Race Matters in America
ONE hundred thirty years after the Civil War and 30 years after the civil rights revolution of the 1960s, race remains a burning question for Americans. Look at the effort in California to roll back affirmative action policies thought to discriminate against whites. Or the turmoil at Rutgers University in New Jersey over remarks by the school's president about blacks' ability to compete academically.
Proponents of the California Civil Rights Initiative, the anti-affirmative action measure aiming for the 1996 ballot, emphasize fairness. They cite favoritism toward less qualified minority applicants for state jobs or slots in professional schools. They claim the state uses race as a determining factor in such matters, rather than one of many factors, as required by the US Supreme Court in a landmark reverse discrimination ruling 17 years ago.

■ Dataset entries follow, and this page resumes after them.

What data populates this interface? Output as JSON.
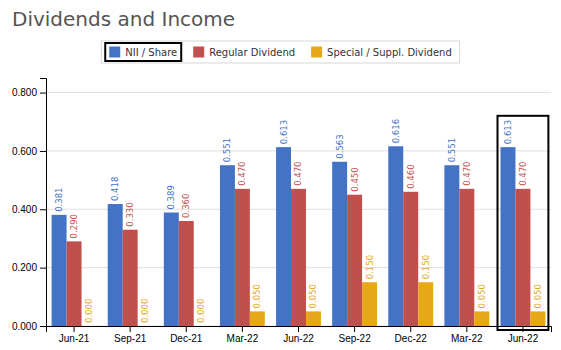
{
  "chart_data": {
    "type": "bar",
    "title": "Dividends and Income",
    "categories": [
      "Jun-21",
      "Sep-21",
      "Dec-21",
      "Mar-22",
      "Jun-22",
      "Sep-22",
      "Dec-22",
      "Mar-22",
      "Jun-22"
    ],
    "series": [
      {
        "name": "NII / Share",
        "color": "#4472C4",
        "values": [
          0.381,
          0.418,
          0.389,
          0.551,
          0.613,
          0.563,
          0.616,
          0.551,
          0.613
        ],
        "value_labels": [
          "0.381",
          "0.418",
          "0.389",
          "0.551",
          "0.613",
          "0.563",
          "0.616",
          "0.551",
          "0.613"
        ]
      },
      {
        "name": "Regular Dividend",
        "color": "#C0504D",
        "values": [
          0.29,
          0.33,
          0.36,
          0.47,
          0.47,
          0.45,
          0.46,
          0.47,
          0.47
        ],
        "value_labels": [
          "0.290",
          "0.330",
          "0.360",
          "0.470",
          "0.470",
          "0.450",
          "0.460",
          "0.470",
          "0.470"
        ]
      },
      {
        "name": "Special / Suppl. Dividend",
        "color": "#E6A817",
        "values": [
          0.0,
          0.0,
          0.0,
          0.05,
          0.05,
          0.15,
          0.15,
          0.05,
          0.05
        ],
        "value_labels": [
          "0.000",
          "0.000",
          "0.000",
          "0.050",
          "0.050",
          "0.150",
          "0.150",
          "0.050",
          "0.050"
        ]
      }
    ],
    "ylim": [
      0,
      0.85
    ],
    "yticks": [
      {
        "value": 0,
        "label": "0.000"
      },
      {
        "value": 0.2,
        "label": "0.200"
      },
      {
        "value": 0.4,
        "label": "0.400"
      },
      {
        "value": 0.6,
        "label": "0.600"
      },
      {
        "value": 0.8,
        "label": "0.800"
      }
    ],
    "grid": true,
    "legend": "top",
    "data_labels": true
  }
}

Those opposing the California ballot initiative also make a case for fairness. They see policies designed to open academic and professional doors for African-Americans or Hispanics as crucial in view of officially sanctioned racial discrimination in the past.
Those contrasting positions could define emotional battle lines -- or they could set the terms for a national dialogue to keep the country on course toward greater justice for all. There's considerable consensus that affirmative action policies need rethinking. Perhaps socioeconomic need, not ethnicity, should be the critical factor in helping students from disadvantaged backgrounds, something suggested by thoughtful people of various racial backgrounds.
Such rethinking of affirmative action doesn't mean the abandonment of efforts to enhance opportunities for blacks and other minorities. A legacy of racial discrimination and animosity still clings to America, and the country must continue to work its way free of it.
Incidents like the Rutgers uproar show how sensitive that process can be. University president Francis Lawrence's comments, made last November but publicized only this month, implied that ''genetic, hereditary background'' may determine test scores. It was an unfortunate choice of words and out of keeping with Dr. Lawrence's own record as an administrator who favors greater diversity on campus. He has repeatedly apologized for misspeaking, so far to little avail.
The Rutgers controversy and the California initiative are occurring at a time when theories linking intellectual ability to race are rocking the academic world, and the country is taking a swing rightward, with the likely effect of trimming programs that benefit largely nonwhite, disadvantaged people. Reason, compassion, and, yes, forgiveness, are needed to keep Americans constructively engaged in resolving the issue of race.